Published by Scholastic Press
Released January 1, 2013
320 pages
Where I got it: E-galley received courtesy publisher via NetGalley
Rating: 




Description (from publisher’s website):
When Victor Frankenstein died, he left behind a legacy of horror and two unacknowledged daughters. Now the girls are seventeen and have come to Frankenstein’s castle to claim their inheritance. Giselle and Ingrid are twins, but very different. Giselle dreams of lavish parties while Ingrid is drawn to the mysterious notebooks her father left behind. Nobody’s safe as Frankenstein’s legacy leads to a macabre journey of romance and horror!
Even though I was an English major and a fan of horror, I hated Mary Shelley’s Frankenstein. I found the monster to be whiny, and the endless philosophical debates dull. It just wasn’t for me. So, I was taking a risk in reading Dr. Frankenstein’s Daughters, but figured it would be different because it’s a modern young adult novel. I should have stuck with my gut and stayed away from this book.
Frankenstein is a fairly straightforward, taut story of a scientist working at the time when Galvani was first discovering that electricity was a part of the nervous system, and that an electric charge could make a dead body move. Take that one step further, and Frankenstein used the early technology of electricity to create life and animate dead tissue. Dr. Frankenstein’s Daughters presents us with two fictional twin daughters of Frankenstein, spirited away at their birth (and their mother’s death) in order to hide them from Frankenstein’s monster. Now, they have learned of their heritage, have become baronesses of a Scottish castle, and are curious about their father.
The daughters are a bit stereotypical: there’s the plain brainy one, Ingrid, who hopes to follow in her father’s scientific footsteps, and the beautiful but vain one, Giselle, who dreams of dressing up the castle for grand parties. The plot is a bit meandering, and not totally worth summing up. Ingrid falls in love with an invalid and wants to use electrotherapeutics to save him, and Giselle rebuffs a suitor who wants her money. Some other stuff happens, like murders on the island, but the plot loses focus, and thus so did I.
What really got me about this book, though, were the historical inaccuracies that Weyn presents.

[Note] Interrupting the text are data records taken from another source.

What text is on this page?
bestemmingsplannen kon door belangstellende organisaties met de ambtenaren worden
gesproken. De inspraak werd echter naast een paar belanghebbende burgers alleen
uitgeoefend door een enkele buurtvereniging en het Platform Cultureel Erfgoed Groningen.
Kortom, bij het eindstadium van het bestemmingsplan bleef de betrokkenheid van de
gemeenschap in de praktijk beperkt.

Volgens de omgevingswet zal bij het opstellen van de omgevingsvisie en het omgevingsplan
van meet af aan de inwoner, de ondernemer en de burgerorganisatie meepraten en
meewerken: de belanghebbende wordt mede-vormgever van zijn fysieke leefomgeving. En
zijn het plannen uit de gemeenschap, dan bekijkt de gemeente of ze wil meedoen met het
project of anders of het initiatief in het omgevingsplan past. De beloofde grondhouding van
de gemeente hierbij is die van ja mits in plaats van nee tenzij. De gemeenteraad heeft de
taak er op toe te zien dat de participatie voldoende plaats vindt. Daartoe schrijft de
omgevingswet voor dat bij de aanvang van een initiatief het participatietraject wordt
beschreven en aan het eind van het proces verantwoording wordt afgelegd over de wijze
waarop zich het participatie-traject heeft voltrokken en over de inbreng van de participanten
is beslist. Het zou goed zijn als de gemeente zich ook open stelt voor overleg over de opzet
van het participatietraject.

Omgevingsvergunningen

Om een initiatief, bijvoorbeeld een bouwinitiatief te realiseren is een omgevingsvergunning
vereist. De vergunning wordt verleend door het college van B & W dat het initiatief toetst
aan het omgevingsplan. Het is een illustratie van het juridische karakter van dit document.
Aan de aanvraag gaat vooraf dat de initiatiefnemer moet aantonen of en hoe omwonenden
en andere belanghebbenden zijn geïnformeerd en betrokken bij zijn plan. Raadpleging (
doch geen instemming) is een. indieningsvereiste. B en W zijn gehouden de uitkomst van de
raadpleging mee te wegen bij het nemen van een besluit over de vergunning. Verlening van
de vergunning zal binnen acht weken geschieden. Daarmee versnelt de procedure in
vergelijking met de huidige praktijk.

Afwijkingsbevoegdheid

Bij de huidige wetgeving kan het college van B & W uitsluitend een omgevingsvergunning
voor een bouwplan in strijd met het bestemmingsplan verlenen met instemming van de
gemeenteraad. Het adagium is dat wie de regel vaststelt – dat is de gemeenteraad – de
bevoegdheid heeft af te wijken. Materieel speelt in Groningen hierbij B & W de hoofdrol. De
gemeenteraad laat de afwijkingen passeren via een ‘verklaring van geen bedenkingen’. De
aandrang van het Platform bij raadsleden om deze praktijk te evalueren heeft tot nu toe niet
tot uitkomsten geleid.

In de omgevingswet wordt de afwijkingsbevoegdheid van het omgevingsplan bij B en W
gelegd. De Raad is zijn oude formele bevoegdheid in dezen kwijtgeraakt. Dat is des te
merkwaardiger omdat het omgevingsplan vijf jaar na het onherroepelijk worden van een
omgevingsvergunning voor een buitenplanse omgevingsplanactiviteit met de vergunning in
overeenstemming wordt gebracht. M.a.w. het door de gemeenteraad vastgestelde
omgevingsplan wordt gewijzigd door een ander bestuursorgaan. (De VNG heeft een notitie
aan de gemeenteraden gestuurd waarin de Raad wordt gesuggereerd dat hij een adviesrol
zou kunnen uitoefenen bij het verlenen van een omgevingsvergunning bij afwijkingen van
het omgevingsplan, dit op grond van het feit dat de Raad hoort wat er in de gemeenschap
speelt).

In her ending author’s note, she thanks her editor for catching the anachronistic words in the text. I wish her editor had taken it further and taken out the anachronistic ideas. For example, the story takes place in 1815, and gives a mistaken account of the meaning of mesmerism. At one point, Ingrid receives a book from the mid-1600s, and it is described as yellowing and crumbling, which is wrong for this particular book from that period. It assumes pages made of wood pulp rather than linen. I know I’m supposed to suspend disbelief, but more research was clearly needed in this attempt at historical fiction.
I found the ending to be a frustrating copout, and just felt unsatisfied with the story as a whole. There was quite a bit of inner eye-rolling going on. I think I might be coming at this as an overcritical person because of my own knowledge of the history of the period, but I can’t help but be disappointed when false information is presented as true in historical fiction. Funny enough, though, I still found this book to be a more fun read than Frankenstein.



































Oh boy, I don’t know what would bother me more — the historical inaccuracies or the drab stereotypes. Both would drive me completely insane, at any rate. What I love about historical fiction as a genre is that when an author nails it, he/she has made me believe that fiction IS fact and it doesn’t sound like that was done here. You said it best, RESEARCH, RESEARCH, RESEARCH. It really does go a long way.
As for Frankenstein, I’ve only ever read parts and seen the movies so I can’t really judge its merits (or lack thereof). It’s just a shame to hear that this updated tale doesn’t really do it the justice it probably should have, as a classic. I guess you win some, you lose some.
I really wish you’d reviewed this before I got a review copy.
Of course, I wouldn’t have known about those historical inaccuracies, but now I do. I am better for it, but the book will be more difficult for it. Oh well, better not to live in ignorance, I say!